Stadtwerke: Bild 1. Die zehn Lebensbereiche der Ecosystem Strategy Map

Bild 1. Die zehn Lebensbereiche der Ecosystem Strategy Map (Quelle: PwC)

Seit dem Einmarsch der russischen Armee in die Ukraine Ende Februar 2022 ist Versorgungssicherheit, wenn es um Strom, Gas und Wärme geht, Thema Nummer eins geworden. Energieversorgungsunternehmen (EVU) stehen hier besonders im Fokus. Auf ihnen lastet ohnehin ein enormer Transformationsdruck. Die Hauptgründe dafür sind bekannt: Dekarbonisierung, Dezentralisierung und Digitalisierung. Aufgrund der Verknappung fossiler Energieträger und drastischer Preiserhöhungen drohen zudem Zahlungsausfälle von Verbrauchern und Insolvenzen von Geschäftskunden.

Stadtwerke erhalten neue Konkurrenz 

Neben dem Kostendruck gilt es für Stadtwerke, auf weitere Herausforderungen Antworten zu finden: So machen neue Marktteilnehmer wie Technologiekonzerne und Start-ups traditionellen EVU zunehmend Konkurrenz.
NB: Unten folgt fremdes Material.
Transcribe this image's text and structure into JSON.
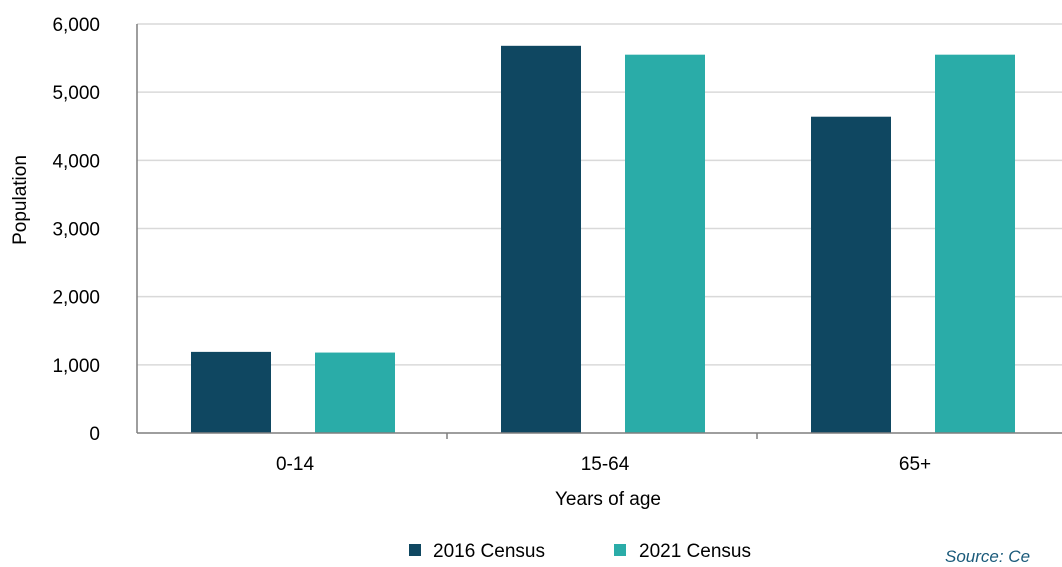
{
  "chart_data": {
    "type": "bar",
    "categories": [
      "0-14",
      "15-64",
      "65+"
    ],
    "series": [
      {
        "name": "2016 Census",
        "values": [
          1190,
          5680,
          4640
        ],
        "color": "#0f4761"
      },
      {
        "name": "2021 Census",
        "values": [
          1180,
          5550,
          5550
        ],
        "color": "#2aaca8"
      }
    ],
    "xlabel": "Years of age",
    "ylabel": "Population",
    "ylim": [
      0,
      6000
    ],
    "yticks": [
      0,
      1000,
      2000,
      3000,
      4000,
      5000,
      6000
    ],
    "ytick_labels": [
      "0",
      "1,000",
      "2,000",
      "3,000",
      "4,000",
      "5,000",
      "6,000"
    ],
    "grid": true,
    "legend_position": "bottom-center",
    "gridline_color": "#d9d9d9",
    "axis_color": "#7f7f7f",
    "source": "Source: Ce"
  }
}
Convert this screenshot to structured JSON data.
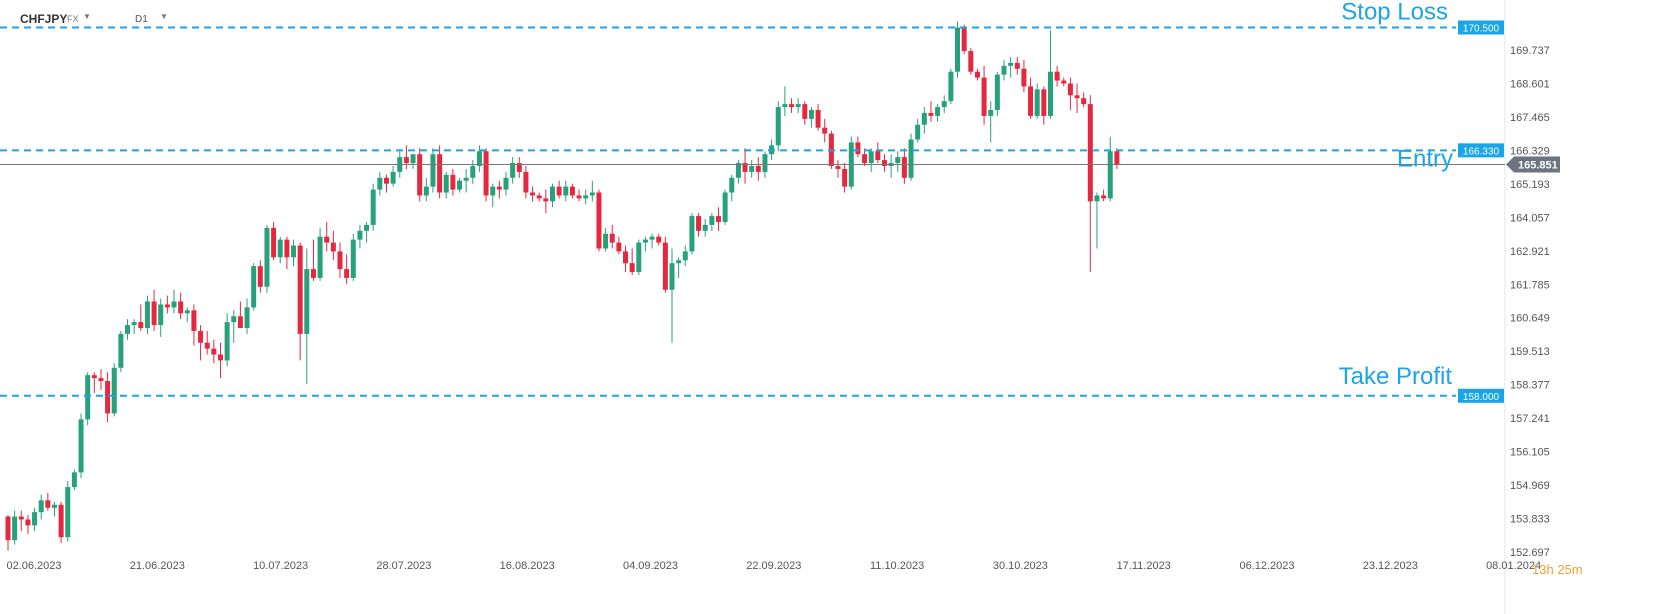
{
  "header": {
    "symbol": "CHFJPY",
    "symbol_type": "FX",
    "timeframe": "D1"
  },
  "timer": {
    "hours": "13",
    "hours_unit": "h",
    "minutes": "25",
    "minutes_unit": "m"
  },
  "colors": {
    "bull": "#26a17b",
    "bear": "#e5283f",
    "level_line": "#1aa5e6",
    "current_price_bg": "#6c757d"
  },
  "chart_data": {
    "type": "candlestick",
    "ylim": [
      152.697,
      170.873
    ],
    "y_ticks": [
      "169.737",
      "168.601",
      "167.465",
      "166.329",
      "165.193",
      "164.057",
      "162.921",
      "161.785",
      "160.649",
      "159.513",
      "158.377",
      "157.241",
      "156.105",
      "154.969",
      "153.833",
      "152.697"
    ],
    "x_ticks": [
      "02.06.2023",
      "21.06.2023",
      "10.07.2023",
      "28.07.2023",
      "16.08.2023",
      "04.09.2023",
      "22.09.2023",
      "11.10.2023",
      "30.10.2023",
      "17.11.2023",
      "06.12.2023",
      "23.12.2023",
      "08.01.2024"
    ],
    "levels": [
      {
        "label": "Stop Loss",
        "price": 170.5,
        "price_label": "170.500"
      },
      {
        "label": "Entry",
        "price": 166.33,
        "price_label": "166.330"
      },
      {
        "label": "Take Profit",
        "price": 158.0,
        "price_label": "158.000"
      }
    ],
    "current_price": 165.851,
    "current_price_label": "165.851",
    "candles": [
      [
        153.9,
        153.95,
        152.75,
        153.1
      ],
      [
        153.1,
        154.1,
        152.95,
        153.9
      ],
      [
        153.9,
        154.1,
        153.4,
        153.8
      ],
      [
        153.8,
        153.95,
        153.3,
        153.6
      ],
      [
        153.6,
        154.2,
        153.4,
        154.05
      ],
      [
        154.05,
        154.65,
        153.8,
        154.45
      ],
      [
        154.45,
        154.7,
        154.1,
        154.2
      ],
      [
        154.2,
        154.4,
        153.9,
        154.3
      ],
      [
        154.3,
        154.4,
        153.0,
        153.2
      ],
      [
        153.2,
        155.1,
        153.05,
        154.9
      ],
      [
        154.9,
        155.5,
        154.8,
        155.4
      ],
      [
        155.4,
        157.4,
        155.2,
        157.2
      ],
      [
        157.2,
        158.8,
        157.0,
        158.7
      ],
      [
        158.7,
        158.8,
        158.1,
        158.6
      ],
      [
        158.6,
        158.9,
        158.2,
        158.5
      ],
      [
        158.5,
        158.8,
        157.1,
        157.4
      ],
      [
        157.4,
        159.1,
        157.3,
        158.95
      ],
      [
        158.95,
        160.2,
        158.8,
        160.1
      ],
      [
        160.1,
        160.6,
        159.9,
        160.4
      ],
      [
        160.4,
        160.6,
        160.1,
        160.5
      ],
      [
        160.5,
        161.1,
        160.2,
        160.3
      ],
      [
        160.3,
        161.4,
        160.1,
        161.2
      ],
      [
        161.2,
        161.6,
        160.2,
        160.4
      ],
      [
        160.4,
        161.3,
        160.0,
        161.1
      ],
      [
        161.1,
        161.4,
        160.8,
        161.0
      ],
      [
        161.0,
        161.6,
        160.8,
        161.2
      ],
      [
        161.2,
        161.5,
        160.6,
        160.8
      ],
      [
        160.8,
        161.0,
        160.5,
        160.9
      ],
      [
        160.9,
        161.1,
        159.7,
        160.2
      ],
      [
        160.2,
        160.4,
        159.2,
        159.8
      ],
      [
        159.8,
        160.2,
        159.4,
        159.6
      ],
      [
        159.6,
        159.9,
        159.1,
        159.4
      ],
      [
        159.4,
        159.8,
        158.6,
        159.2
      ],
      [
        159.2,
        160.8,
        159.0,
        160.5
      ],
      [
        160.5,
        160.9,
        159.8,
        160.7
      ],
      [
        160.7,
        161.2,
        160.4,
        160.3
      ],
      [
        160.3,
        161.3,
        160.1,
        161.0
      ],
      [
        161.0,
        162.5,
        160.9,
        162.4
      ],
      [
        162.4,
        162.6,
        161.5,
        161.7
      ],
      [
        161.7,
        163.8,
        161.5,
        163.7
      ],
      [
        163.7,
        163.9,
        162.6,
        162.7
      ],
      [
        162.7,
        163.4,
        162.5,
        163.3
      ],
      [
        163.3,
        163.4,
        162.3,
        162.7
      ],
      [
        162.7,
        163.3,
        162.4,
        163.1
      ],
      [
        163.1,
        163.2,
        159.2,
        160.1
      ],
      [
        160.1,
        163.0,
        158.4,
        162.3
      ],
      [
        162.3,
        163.3,
        161.9,
        162.0
      ],
      [
        162.0,
        163.7,
        161.9,
        163.4
      ],
      [
        163.4,
        163.9,
        162.9,
        163.2
      ],
      [
        163.2,
        163.6,
        162.6,
        162.9
      ],
      [
        162.9,
        163.2,
        162.0,
        162.3
      ],
      [
        162.3,
        162.8,
        161.8,
        162.0
      ],
      [
        162.0,
        163.5,
        161.9,
        163.3
      ],
      [
        163.3,
        163.8,
        163.0,
        163.6
      ],
      [
        163.6,
        163.9,
        163.2,
        163.8
      ],
      [
        163.8,
        165.2,
        163.6,
        165.0
      ],
      [
        165.0,
        165.6,
        164.8,
        165.4
      ],
      [
        165.4,
        165.5,
        164.9,
        165.2
      ],
      [
        165.2,
        165.8,
        165.1,
        165.6
      ],
      [
        165.6,
        166.3,
        165.4,
        166.1
      ],
      [
        166.1,
        166.5,
        165.7,
        165.9
      ],
      [
        165.9,
        166.1,
        165.7,
        166.2
      ],
      [
        166.2,
        166.4,
        164.6,
        164.8
      ],
      [
        164.8,
        165.4,
        164.6,
        165.1
      ],
      [
        165.1,
        166.4,
        164.9,
        166.2
      ],
      [
        166.2,
        166.5,
        164.7,
        164.9
      ],
      [
        164.9,
        165.6,
        164.7,
        165.5
      ],
      [
        165.5,
        165.7,
        164.8,
        165.0
      ],
      [
        165.0,
        165.4,
        164.9,
        165.3
      ],
      [
        165.3,
        165.7,
        164.9,
        165.4
      ],
      [
        165.4,
        166.0,
        165.2,
        165.8
      ],
      [
        165.8,
        166.5,
        165.6,
        166.3
      ],
      [
        166.3,
        166.4,
        164.6,
        164.8
      ],
      [
        164.8,
        165.2,
        164.4,
        165.1
      ],
      [
        165.1,
        165.3,
        164.7,
        165.0
      ],
      [
        165.0,
        165.6,
        164.8,
        165.4
      ],
      [
        165.4,
        166.1,
        165.2,
        165.9
      ],
      [
        165.9,
        166.1,
        165.4,
        165.6
      ],
      [
        165.6,
        165.8,
        164.7,
        164.9
      ],
      [
        164.9,
        165.1,
        164.6,
        164.8
      ],
      [
        164.8,
        164.9,
        164.6,
        164.7
      ],
      [
        164.7,
        165.0,
        164.2,
        164.6
      ],
      [
        164.6,
        165.2,
        164.4,
        165.1
      ],
      [
        165.1,
        165.3,
        164.7,
        164.8
      ],
      [
        164.8,
        165.3,
        164.6,
        165.1
      ],
      [
        165.1,
        165.2,
        164.7,
        164.8
      ],
      [
        164.8,
        165.0,
        164.6,
        164.7
      ],
      [
        164.7,
        165.0,
        164.5,
        164.8
      ],
      [
        164.8,
        165.3,
        164.6,
        164.9
      ],
      [
        164.9,
        165.0,
        162.9,
        163.0
      ],
      [
        163.0,
        163.7,
        162.9,
        163.5
      ],
      [
        163.5,
        163.8,
        163.0,
        163.2
      ],
      [
        163.2,
        163.4,
        162.8,
        162.9
      ],
      [
        162.9,
        163.1,
        162.2,
        162.5
      ],
      [
        162.5,
        163.0,
        162.1,
        162.2
      ],
      [
        162.2,
        163.3,
        162.1,
        163.2
      ],
      [
        163.2,
        163.4,
        162.9,
        163.3
      ],
      [
        163.3,
        163.5,
        163.0,
        163.4
      ],
      [
        163.4,
        163.5,
        163.1,
        163.2
      ],
      [
        163.2,
        163.4,
        161.5,
        161.6
      ],
      [
        161.6,
        163.0,
        159.8,
        162.5
      ],
      [
        162.5,
        162.7,
        162.0,
        162.6
      ],
      [
        162.6,
        163.1,
        162.4,
        162.9
      ],
      [
        162.9,
        164.2,
        162.8,
        164.1
      ],
      [
        164.1,
        164.2,
        163.4,
        163.6
      ],
      [
        163.6,
        164.0,
        163.4,
        163.8
      ],
      [
        163.8,
        164.2,
        163.6,
        164.1
      ],
      [
        164.1,
        164.4,
        163.6,
        163.9
      ],
      [
        163.9,
        165.0,
        163.8,
        164.9
      ],
      [
        164.9,
        165.5,
        164.6,
        165.4
      ],
      [
        165.4,
        166.0,
        165.2,
        165.9
      ],
      [
        165.9,
        166.4,
        165.2,
        165.6
      ],
      [
        165.6,
        166.0,
        165.4,
        165.8
      ],
      [
        165.8,
        166.1,
        165.3,
        165.6
      ],
      [
        165.6,
        166.3,
        165.4,
        166.2
      ],
      [
        166.2,
        166.7,
        166.0,
        166.5
      ],
      [
        166.5,
        168.0,
        166.3,
        167.8
      ],
      [
        167.8,
        168.5,
        167.5,
        167.9
      ],
      [
        167.9,
        168.1,
        167.6,
        167.8
      ],
      [
        167.8,
        168.1,
        167.6,
        167.9
      ],
      [
        167.9,
        168.0,
        167.2,
        167.4
      ],
      [
        167.4,
        167.8,
        167.1,
        167.7
      ],
      [
        167.7,
        167.9,
        167.0,
        167.1
      ],
      [
        167.1,
        167.4,
        166.6,
        166.9
      ],
      [
        166.9,
        167.0,
        165.7,
        165.8
      ],
      [
        165.8,
        166.0,
        165.4,
        165.7
      ],
      [
        165.7,
        165.9,
        164.9,
        165.1
      ],
      [
        165.1,
        166.8,
        165.0,
        166.6
      ],
      [
        166.6,
        166.8,
        166.1,
        166.2
      ],
      [
        166.2,
        166.4,
        165.8,
        165.9
      ],
      [
        165.9,
        166.4,
        165.6,
        166.3
      ],
      [
        166.3,
        166.6,
        165.9,
        166.0
      ],
      [
        166.0,
        166.2,
        165.6,
        165.8
      ],
      [
        165.8,
        166.2,
        165.4,
        165.9
      ],
      [
        165.9,
        166.3,
        165.6,
        166.1
      ],
      [
        166.1,
        166.4,
        165.2,
        165.4
      ],
      [
        165.4,
        166.9,
        165.3,
        166.7
      ],
      [
        166.7,
        167.4,
        166.6,
        167.2
      ],
      [
        167.2,
        167.8,
        166.9,
        167.6
      ],
      [
        167.6,
        168.0,
        167.3,
        167.5
      ],
      [
        167.5,
        167.9,
        167.3,
        167.8
      ],
      [
        167.8,
        168.2,
        167.6,
        168.0
      ],
      [
        168.0,
        169.1,
        167.9,
        169.0
      ],
      [
        169.0,
        170.7,
        168.8,
        170.5
      ],
      [
        170.5,
        170.6,
        169.6,
        169.7
      ],
      [
        169.7,
        169.8,
        168.9,
        169.0
      ],
      [
        169.0,
        169.1,
        168.7,
        168.8
      ],
      [
        168.8,
        169.2,
        167.2,
        167.5
      ],
      [
        167.5,
        168.0,
        166.6,
        167.7
      ],
      [
        167.7,
        169.0,
        167.5,
        168.9
      ],
      [
        168.9,
        169.4,
        168.7,
        169.2
      ],
      [
        169.2,
        169.5,
        168.8,
        169.3
      ],
      [
        169.3,
        169.5,
        168.9,
        169.1
      ],
      [
        169.1,
        169.4,
        168.3,
        168.5
      ],
      [
        168.5,
        168.8,
        167.4,
        167.5
      ],
      [
        167.5,
        168.6,
        167.4,
        168.4
      ],
      [
        168.4,
        168.5,
        167.2,
        167.5
      ],
      [
        167.5,
        170.4,
        167.4,
        169.0
      ],
      [
        169.0,
        169.2,
        168.5,
        168.7
      ],
      [
        168.7,
        168.8,
        168.5,
        168.6
      ],
      [
        168.6,
        168.8,
        167.7,
        168.2
      ],
      [
        168.2,
        168.6,
        167.6,
        168.1
      ],
      [
        168.1,
        168.3,
        167.8,
        167.9
      ],
      [
        167.9,
        168.2,
        162.2,
        164.6
      ],
      [
        164.6,
        164.9,
        163.0,
        164.8
      ],
      [
        164.8,
        165.0,
        164.6,
        164.7
      ],
      [
        164.7,
        166.8,
        164.6,
        166.3
      ],
      [
        166.3,
        166.4,
        165.7,
        165.85
      ]
    ]
  }
}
Und auch die Rolle der Energienutzer wandelt sich: Sie fragen als aktive, äußerst wechselbereite Prosumer statt nach einfachen Produkten – Energie oder Wärme – immer mehr nach komplexeren, integrierten Lösungen.

All dies stellt EVU und vor allem Stadtwerke als regionale Versorgungsunternehmen vor fundamentale Herausforderungen: Im Stromgeschäft beispielsweise drohen Stadtwerken Umsatzverluste von bis zu 20, teils sogar 30 % bis zum Jahr 2030. Um zukunftsfähig zu sein, müssen sie sich zu Lösungsanbietern mit einem immer komplexeren Dienstleistungsangebot weiterentwickeln, die zudem neue Geschäftsmodelle agil und marktnah aufbauen sowie strategische Kooperationspartner intelligent inte­grieren. Wie kann ihnen das gelingen? Indem sie die zu ihnen passende Rolle in einem Business-Ökosystem finden.

Ecosystemizer: praxiserprobtes, endkundenzentriertes Rahmenwerk

Ein Business-Ökosystem ist eine Gruppe größtenteils unabhängiger Akteure, die zugleich miteinander konkurrieren und kooperieren sowie integrierte Angebote für ihre Kunden schaffen, die für alle einen Mehrwert bedeuten. Erfolgreiche Business-Ökosysteme bauen meist auf digitalen Plattformen auf: Diese bieten Netzwerkeffekte, eine hohe ­Reichweite und Skalierbarkeit – und sie ermöglichen mehr Transaktionen bei gleichzeitig geringen Transaktionskosten. Plattformen können auch regional ausgeprägt sein und in Kooperation mit weiteren EVU oder anderen Marktteilnehmern aufgesetzt werden. Grundsätzlich haben die regional verwurzelten und vielfältig engagierten Stadtwerke eine gute Ausgangsbasis, um ihr traditionelles Geschäft in ein Ökosystem zu transformieren.

Ein praxiserprobtes Rahmenwerk für diese Transformation bietet der Ecosystemizer-Ansatz. Das Ecosystemizer-­Modell löst die branchenzentrierte Sicht ebenso wie die klassische lineare Wertschöpfungskette ab, die lediglich nach B2B- oder B2C-Geschäft unterscheidet. Statt klassische Industrien zu betrachten, basiert der Ecosystemizer-Ansatz auf zehn Lebensbereichen, darunter Wohnen, Mobilität, Arbeit, Gesundheit und Unterhaltung, die die zentralen Bedürfnisse der Endkunden in den Vordergrund stellen (Bild 1).

In diesen Lebensbereichen der Endkunden können Unternehmen jeweils eine (oder mehrere) der folgenden drei Rollen übernehmen:

  • Enabler verkaufen Produkte oder Dienstleistungen an andere Unternehmen (B2B)
  • Realiser verkaufen ihre Produkte oder Dienstleistungen direkt an Endkunden (B2C)
  • Orchestratoren verkaufen Produkte oder Dienstleistungen anderer Unternehmen an Endkunden (ebenfalls B2C).